Before creating a foreign table, you can use the bq_client_test tool to test the connectivity to BigQuery from your server with the Json key.

You need to replace my_dataset.my_table with an existing dataset and table name.

bq_client_test --key /opt/bigquery_fdw/key.json \
               --query "SELECT count(*) FROM my_dataset.my_table"

 * BigQuery client instance:
<google.cloud.bigquery.client.Client object at 0x7fa8f30dd278>
 * Query instance:
<google.cloud.bigquery.job.QueryJob object at 0x7fa8f30dd128>
 * Query results:
Row((155756,), {'f0_': 0})

Create the extension and server in PostgreSQL

Login to PostgreSQL:

su postgres
psql

Create the extension and the server:

CREATE EXTENSION multicorn;

CREATE SERVER bigquery_srv FOREIGN DATA WRAPPER multicorn
OPTIONS (
    wrapper 'bigquery_fdw.fdw.ConstantForeignDataWrapper'
);

Create a table matching a foreign table

Create a table that matches BigQuery datatypes with PostgreSQL equivalent types (see conversion table).

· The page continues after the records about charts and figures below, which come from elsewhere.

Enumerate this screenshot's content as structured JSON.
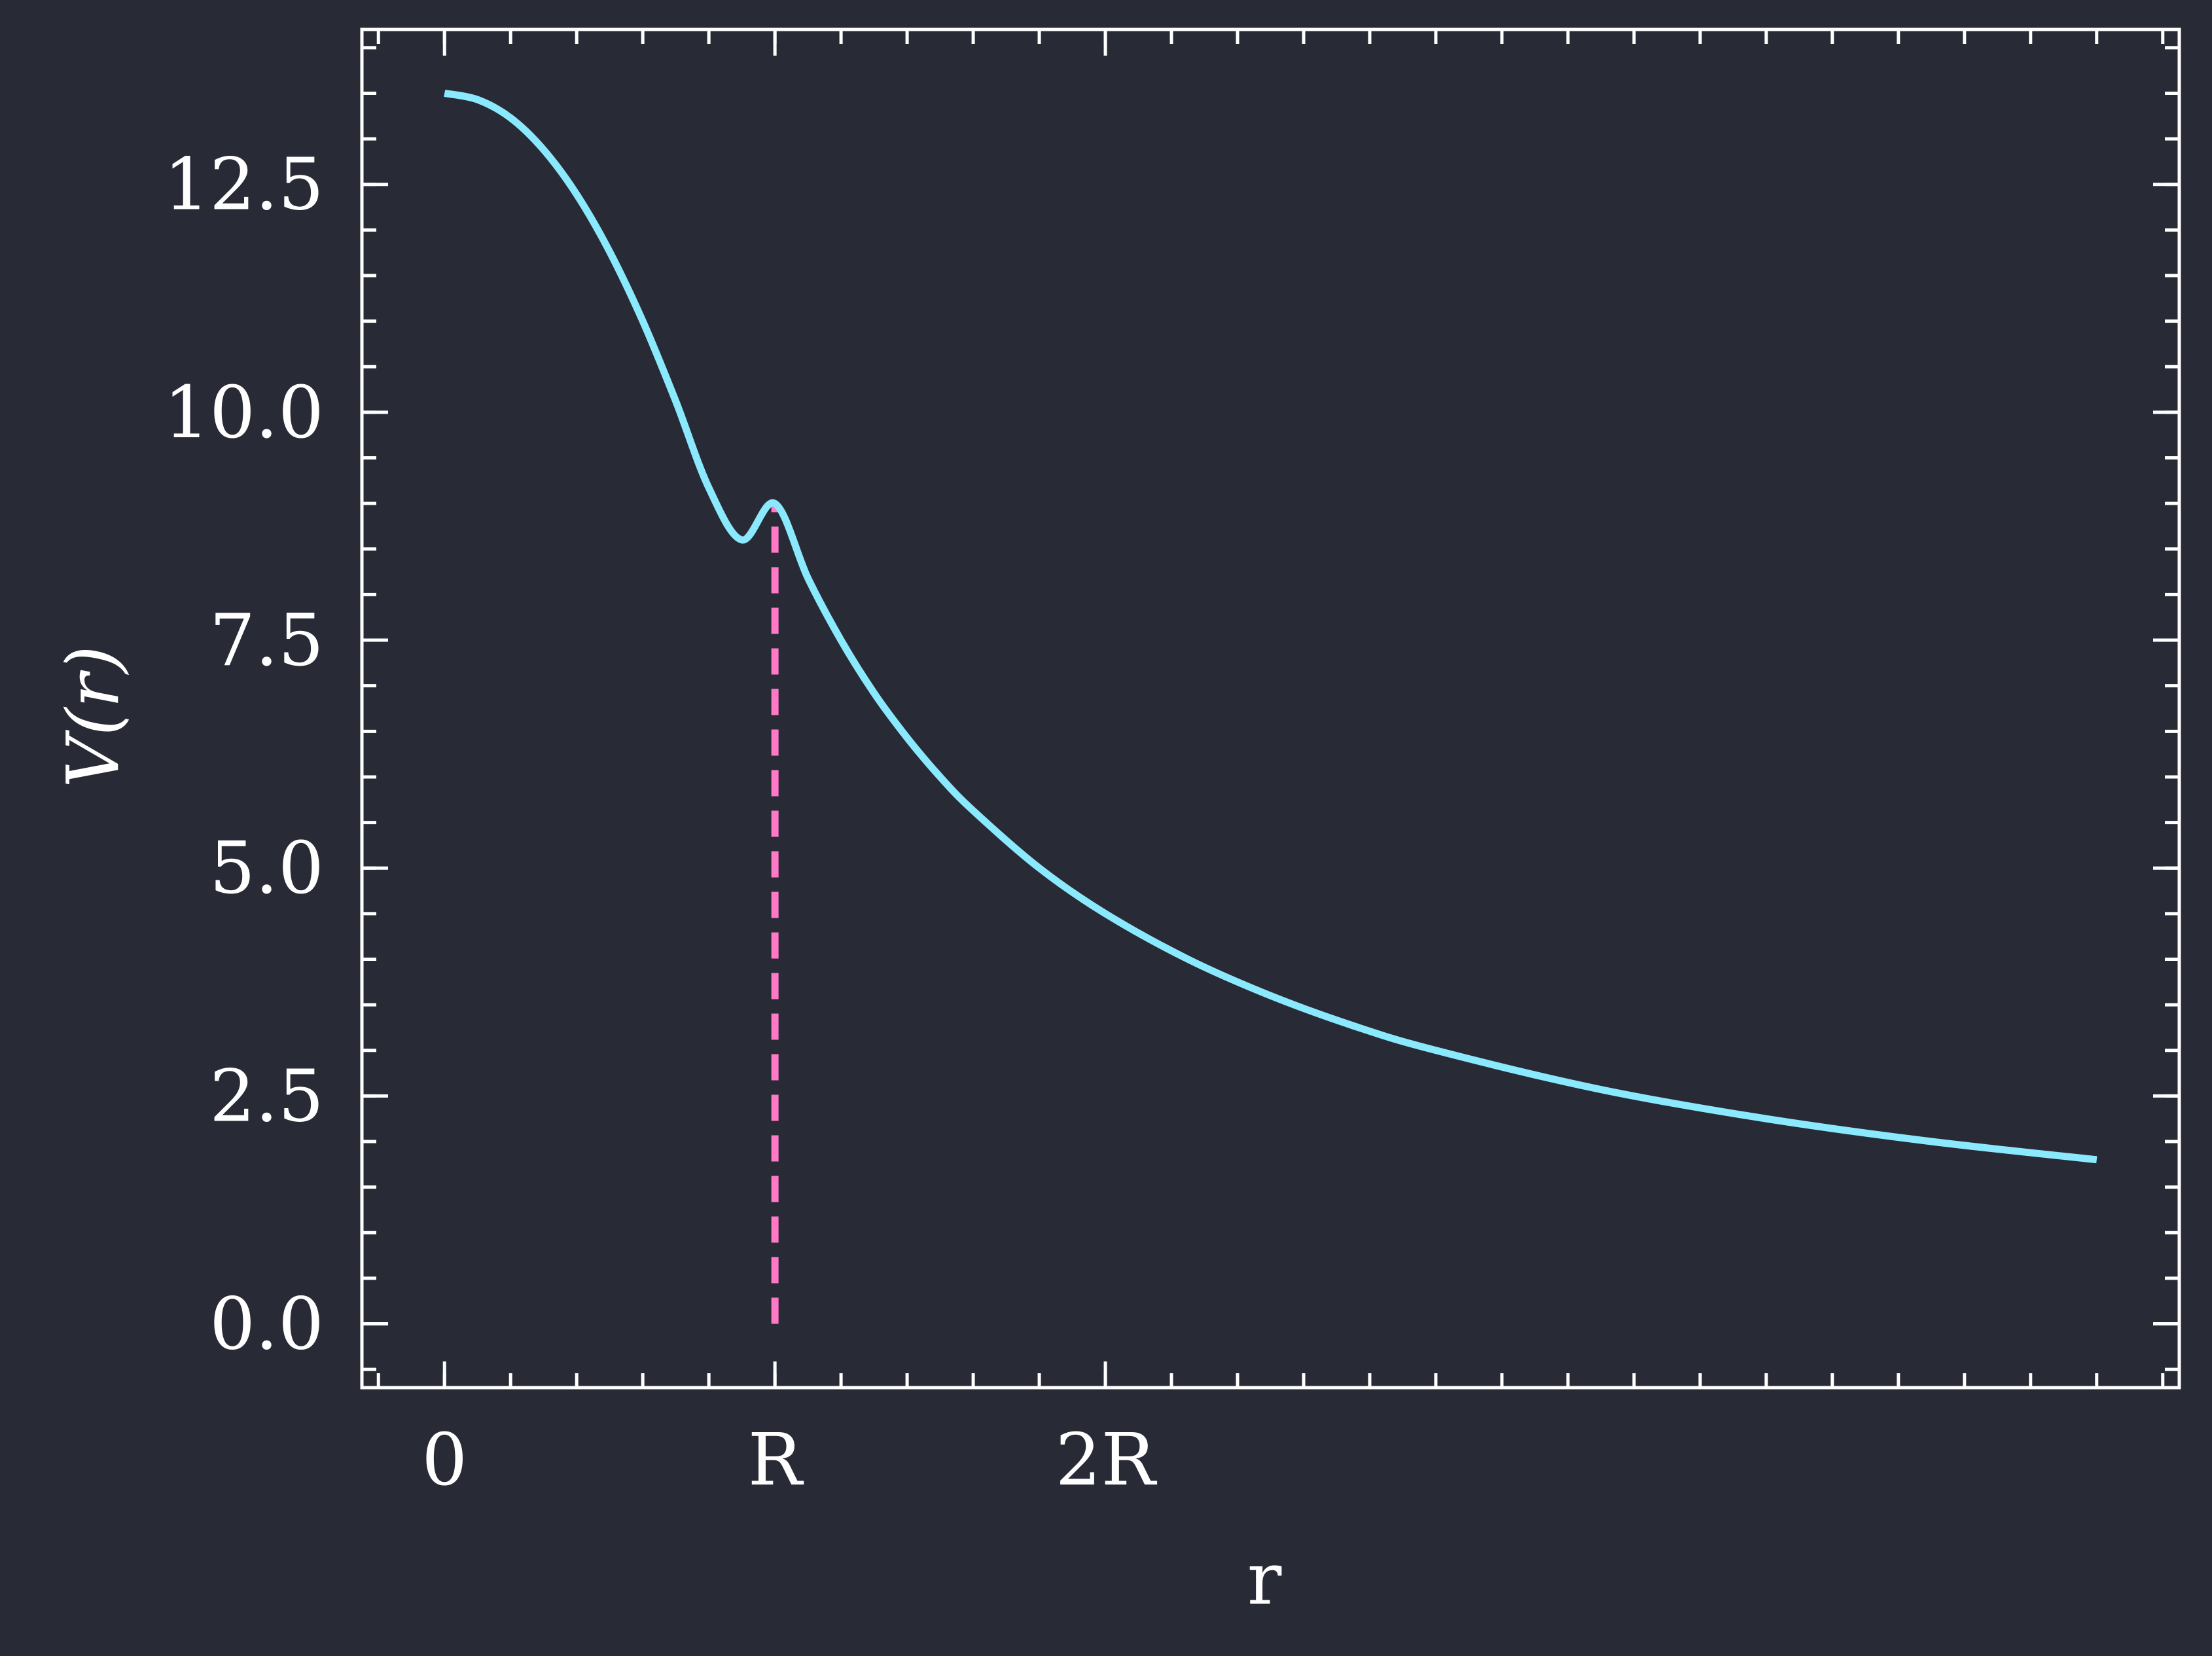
{
  "colors": {
    "background": "#282a36",
    "axes": "#ffffff",
    "curve": "#8be9fd",
    "marker_line": "#ff79c6"
  },
  "chart_data": {
    "type": "line",
    "xlabel": "r",
    "ylabel": "V(r)",
    "xlim": [
      -0.25,
      5.25
    ],
    "ylim": [
      -0.7,
      14.2
    ],
    "x_ticks": [
      {
        "value": 0,
        "label": "0"
      },
      {
        "value": 1,
        "label": "R"
      },
      {
        "value": 2,
        "label": "2R"
      }
    ],
    "y_ticks": [
      {
        "value": 0,
        "label": "0.0"
      },
      {
        "value": 2.5,
        "label": "2.5"
      },
      {
        "value": 5,
        "label": "5.0"
      },
      {
        "value": 7.5,
        "label": "7.5"
      },
      {
        "value": 10,
        "label": "10.0"
      },
      {
        "value": 12.5,
        "label": "12.5"
      }
    ],
    "x_minor_step": 0.2,
    "y_minor_step": 0.5,
    "series": [
      {
        "style": "solid",
        "x": [
          0,
          0.1,
          0.2,
          0.3,
          0.4,
          0.5,
          0.6,
          0.7,
          0.8,
          0.9,
          1.0,
          1.1,
          1.2,
          1.3,
          1.4,
          1.5,
          1.6,
          1.8,
          2.0,
          2.25,
          2.5,
          2.75,
          3.0,
          3.5,
          4.0,
          4.5,
          5.0
        ],
        "y": [
          13.5,
          13.43,
          13.23,
          12.88,
          12.39,
          11.76,
          11.0,
          10.12,
          9.17,
          8.6,
          9.0,
          8.18,
          7.5,
          6.92,
          6.43,
          6.0,
          5.63,
          5.0,
          4.5,
          4.0,
          3.6,
          3.27,
          3.0,
          2.57,
          2.25,
          2.0,
          1.8
        ]
      }
    ],
    "vlines": [
      {
        "x": 1,
        "y0": 0,
        "y1": 9.0,
        "style": "dashed"
      }
    ]
  }
}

CREATE FOREIGN TABLE my_bigquery_table (
    column1 text,
    column2 bigint
) SERVER bigquery_srv
OPTIONS (
    fdw_dataset  'my_dataset',
    fdw_table 'my_table',
    fdw_key '/opt/bigquery_fdw/user.json'
);

You can now run queries from PostgreSQL to your BigQuery table:

postgres=# SELECT count(*) FROM my_bigquery_table;
 count  
--------
 155756
(1 row)

postgres=# SELECT count(*) FROM my_bigquery_table WHERE some_column = 'some_value';
 count 
-------
 22560
(1 row)

Try it yourself

Try it yourself with this how-to and the documentation available at https://github.com/gabfl/bigquery_fdw.